Duże zmiany w iPhone’ach mają pojawić się dopiero w 2017 roku, co pokrywałoby się z wcześniejszymi spekulacjami analityka KGI Securities – Ming Chi Kuo. Smartfony dostaną m.in. ekran OLED. Mówi się także o przeprojektowanej obudowie, która z tyłu będzie pokryta szkłem. Możliwe, że Apple będzie chciało także zintegrować Touch ID z ekranem i tym samym pozbędzie się przycisku początkowego.
The Wall Street Journal raportuje, że nowe technologie opracowywane przez Apple, jak zakrzywione ekrany, nie są jeszcze gotowe i dlatego ich implementacja w tegorocznych iPhone’ach nie była możliwa. Tych rozwiązań jest wiele. Na przykład bezprzewodowe ładowanie z pewnej odległości od stacji.

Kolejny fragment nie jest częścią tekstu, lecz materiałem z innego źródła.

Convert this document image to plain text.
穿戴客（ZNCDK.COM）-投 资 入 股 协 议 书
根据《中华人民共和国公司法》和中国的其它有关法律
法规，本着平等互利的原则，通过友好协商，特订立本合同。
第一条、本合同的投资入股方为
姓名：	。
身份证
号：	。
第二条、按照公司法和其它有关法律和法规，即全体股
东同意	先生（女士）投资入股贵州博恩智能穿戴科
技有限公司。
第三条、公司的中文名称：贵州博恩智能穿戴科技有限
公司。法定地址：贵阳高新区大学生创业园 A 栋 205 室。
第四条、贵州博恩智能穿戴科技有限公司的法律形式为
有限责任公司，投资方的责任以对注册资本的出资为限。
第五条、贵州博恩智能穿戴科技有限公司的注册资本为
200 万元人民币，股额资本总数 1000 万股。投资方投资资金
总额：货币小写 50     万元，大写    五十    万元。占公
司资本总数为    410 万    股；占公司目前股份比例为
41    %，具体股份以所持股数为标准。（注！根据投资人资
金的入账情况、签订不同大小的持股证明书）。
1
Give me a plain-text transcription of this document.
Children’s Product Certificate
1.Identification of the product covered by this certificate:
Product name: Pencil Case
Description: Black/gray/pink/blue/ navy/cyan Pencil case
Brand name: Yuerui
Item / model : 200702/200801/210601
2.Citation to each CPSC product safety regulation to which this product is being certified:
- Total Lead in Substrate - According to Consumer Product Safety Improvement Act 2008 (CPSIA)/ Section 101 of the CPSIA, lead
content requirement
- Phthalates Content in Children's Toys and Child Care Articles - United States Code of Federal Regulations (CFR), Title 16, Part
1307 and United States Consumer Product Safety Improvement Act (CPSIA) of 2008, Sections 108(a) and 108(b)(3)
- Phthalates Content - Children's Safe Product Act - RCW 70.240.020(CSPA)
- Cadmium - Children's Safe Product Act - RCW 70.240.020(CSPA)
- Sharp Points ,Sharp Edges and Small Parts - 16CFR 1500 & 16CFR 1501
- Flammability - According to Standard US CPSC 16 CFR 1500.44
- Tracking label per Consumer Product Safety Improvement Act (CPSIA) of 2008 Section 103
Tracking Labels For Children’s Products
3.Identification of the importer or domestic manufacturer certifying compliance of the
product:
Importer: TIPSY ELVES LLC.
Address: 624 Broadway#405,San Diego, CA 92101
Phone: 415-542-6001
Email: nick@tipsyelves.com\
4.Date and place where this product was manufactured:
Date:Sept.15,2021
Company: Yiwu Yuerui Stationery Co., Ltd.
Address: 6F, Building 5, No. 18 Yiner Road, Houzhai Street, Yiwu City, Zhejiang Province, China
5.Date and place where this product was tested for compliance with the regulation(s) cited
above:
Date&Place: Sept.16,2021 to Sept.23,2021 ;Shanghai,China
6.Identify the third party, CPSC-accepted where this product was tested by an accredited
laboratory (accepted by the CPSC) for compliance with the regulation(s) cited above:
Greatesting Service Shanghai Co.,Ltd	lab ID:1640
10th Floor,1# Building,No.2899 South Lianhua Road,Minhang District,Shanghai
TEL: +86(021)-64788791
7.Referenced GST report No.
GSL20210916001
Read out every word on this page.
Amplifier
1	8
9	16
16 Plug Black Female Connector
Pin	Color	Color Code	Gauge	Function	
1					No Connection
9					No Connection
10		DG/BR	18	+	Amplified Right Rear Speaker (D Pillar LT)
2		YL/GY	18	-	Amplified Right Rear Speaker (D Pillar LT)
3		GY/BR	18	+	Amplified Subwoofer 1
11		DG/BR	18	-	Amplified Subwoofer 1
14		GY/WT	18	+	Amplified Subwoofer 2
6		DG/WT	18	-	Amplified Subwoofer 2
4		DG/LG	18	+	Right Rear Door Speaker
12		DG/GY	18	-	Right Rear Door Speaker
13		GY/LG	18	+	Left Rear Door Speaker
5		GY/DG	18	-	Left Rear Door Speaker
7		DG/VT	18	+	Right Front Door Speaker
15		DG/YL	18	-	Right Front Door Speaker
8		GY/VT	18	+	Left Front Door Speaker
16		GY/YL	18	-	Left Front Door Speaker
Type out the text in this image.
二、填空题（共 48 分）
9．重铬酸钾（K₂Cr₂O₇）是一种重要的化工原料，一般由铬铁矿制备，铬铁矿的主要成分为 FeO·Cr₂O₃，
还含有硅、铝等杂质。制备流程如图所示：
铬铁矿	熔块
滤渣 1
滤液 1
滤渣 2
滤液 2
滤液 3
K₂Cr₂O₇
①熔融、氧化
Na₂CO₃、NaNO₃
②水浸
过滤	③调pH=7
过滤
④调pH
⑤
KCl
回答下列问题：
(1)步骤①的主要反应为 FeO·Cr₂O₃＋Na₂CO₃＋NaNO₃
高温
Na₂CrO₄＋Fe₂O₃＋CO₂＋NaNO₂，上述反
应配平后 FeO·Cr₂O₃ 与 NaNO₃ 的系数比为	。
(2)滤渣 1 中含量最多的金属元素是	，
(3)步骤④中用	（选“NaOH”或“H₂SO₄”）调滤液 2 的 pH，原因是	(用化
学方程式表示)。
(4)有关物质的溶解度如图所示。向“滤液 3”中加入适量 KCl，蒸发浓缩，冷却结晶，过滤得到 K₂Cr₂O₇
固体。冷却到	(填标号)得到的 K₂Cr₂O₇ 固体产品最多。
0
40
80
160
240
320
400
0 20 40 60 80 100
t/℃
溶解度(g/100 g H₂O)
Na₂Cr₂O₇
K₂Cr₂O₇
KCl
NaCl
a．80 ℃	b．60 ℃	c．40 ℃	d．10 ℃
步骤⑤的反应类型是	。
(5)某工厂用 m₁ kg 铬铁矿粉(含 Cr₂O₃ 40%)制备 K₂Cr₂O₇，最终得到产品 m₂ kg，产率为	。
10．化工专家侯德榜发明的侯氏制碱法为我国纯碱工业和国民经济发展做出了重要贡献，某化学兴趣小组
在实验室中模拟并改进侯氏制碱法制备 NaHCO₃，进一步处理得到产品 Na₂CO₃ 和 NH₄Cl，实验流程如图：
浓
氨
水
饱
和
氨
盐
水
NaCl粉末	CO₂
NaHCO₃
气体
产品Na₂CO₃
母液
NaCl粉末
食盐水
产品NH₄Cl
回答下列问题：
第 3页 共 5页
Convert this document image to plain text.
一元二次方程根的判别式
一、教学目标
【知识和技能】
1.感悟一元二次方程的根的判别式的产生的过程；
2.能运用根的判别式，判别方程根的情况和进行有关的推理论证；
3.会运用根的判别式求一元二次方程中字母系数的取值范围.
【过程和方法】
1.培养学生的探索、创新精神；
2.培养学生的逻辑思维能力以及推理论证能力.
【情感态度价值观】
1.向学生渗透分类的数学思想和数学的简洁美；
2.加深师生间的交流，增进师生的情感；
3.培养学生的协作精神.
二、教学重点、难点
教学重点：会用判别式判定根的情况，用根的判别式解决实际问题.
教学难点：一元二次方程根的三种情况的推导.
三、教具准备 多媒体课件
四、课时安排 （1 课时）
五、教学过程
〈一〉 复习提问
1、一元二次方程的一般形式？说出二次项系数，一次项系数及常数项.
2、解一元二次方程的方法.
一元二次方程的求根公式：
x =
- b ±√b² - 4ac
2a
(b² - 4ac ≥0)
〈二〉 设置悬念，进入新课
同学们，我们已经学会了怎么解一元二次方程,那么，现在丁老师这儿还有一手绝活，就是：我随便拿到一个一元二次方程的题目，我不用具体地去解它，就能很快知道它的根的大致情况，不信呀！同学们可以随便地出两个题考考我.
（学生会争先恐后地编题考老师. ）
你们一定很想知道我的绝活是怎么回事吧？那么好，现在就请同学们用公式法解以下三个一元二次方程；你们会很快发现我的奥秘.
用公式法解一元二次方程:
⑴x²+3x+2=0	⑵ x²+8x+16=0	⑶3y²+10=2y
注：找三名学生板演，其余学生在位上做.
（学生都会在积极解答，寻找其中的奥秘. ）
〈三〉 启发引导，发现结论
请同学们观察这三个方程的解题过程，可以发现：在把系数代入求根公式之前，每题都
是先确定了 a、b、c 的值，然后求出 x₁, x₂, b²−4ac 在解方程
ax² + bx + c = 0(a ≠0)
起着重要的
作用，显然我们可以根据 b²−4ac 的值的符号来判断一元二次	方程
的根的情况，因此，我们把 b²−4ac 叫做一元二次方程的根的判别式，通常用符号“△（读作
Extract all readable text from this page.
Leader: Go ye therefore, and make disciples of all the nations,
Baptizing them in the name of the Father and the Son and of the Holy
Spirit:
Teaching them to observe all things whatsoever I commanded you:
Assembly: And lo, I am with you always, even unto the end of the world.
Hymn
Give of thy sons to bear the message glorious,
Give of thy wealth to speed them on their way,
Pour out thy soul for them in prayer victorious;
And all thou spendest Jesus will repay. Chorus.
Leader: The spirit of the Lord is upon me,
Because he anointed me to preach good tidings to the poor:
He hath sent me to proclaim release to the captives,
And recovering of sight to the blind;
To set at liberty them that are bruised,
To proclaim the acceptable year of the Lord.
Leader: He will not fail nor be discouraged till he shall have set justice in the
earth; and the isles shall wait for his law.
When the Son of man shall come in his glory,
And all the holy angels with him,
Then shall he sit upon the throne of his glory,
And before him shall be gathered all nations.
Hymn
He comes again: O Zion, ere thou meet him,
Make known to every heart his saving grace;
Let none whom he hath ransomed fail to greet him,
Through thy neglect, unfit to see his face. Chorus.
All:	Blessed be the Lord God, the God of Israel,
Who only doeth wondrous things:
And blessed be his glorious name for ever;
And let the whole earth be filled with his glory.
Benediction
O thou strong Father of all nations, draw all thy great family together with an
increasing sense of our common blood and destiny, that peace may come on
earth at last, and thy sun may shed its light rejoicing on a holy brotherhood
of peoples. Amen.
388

Niedługo po raporcie The Wall Street Journal własny opublikował serwis Venturebeat, który potwierdza informacje WSJ i dodaje, że Apple nie zamierza w tym roku użyć nazwy iPhone 7. To oznacza, że tegoroczne smartfony z iOS zadebiutują pod inną nazwą. Jaką? Tego nie wiadomo, ale może będzie to iPhone 6SE lub iPhone 6 SE? O tym przekonamy się pewnie we wrześniu. Nazwa iPhone 7 zostanie zarezerwowana dla przyszłorocznych smartfonów. Jak dobrze wiemy, za rok iPhone skończy 10 lat i zupełne odświeżenie telefonu będzie idealnym momentem, aby to świętować.
Apple zamierza rozstać się z dwurocznym cyklem dla iPhone’ów i postawi na trzyletni cykl. Co pewnie nie jest złym pomysłem, ale z drugiej strony może to nieznacznie pogorszyć sprzedaż iPhone’ów, bo ludzie będą je wymieniać rzadziej. Już teraz modele 6s nie spotkały się z takim zainteresowaniem, na które liczyło Apple. Jak dobrze pamiętamy, w zeszłym kwartale doszło do historycznego spadku sprzedaży smartfonów z iOS i wiele wskazuje na to, że sytuacja może dotyczyć całego 2016 roku.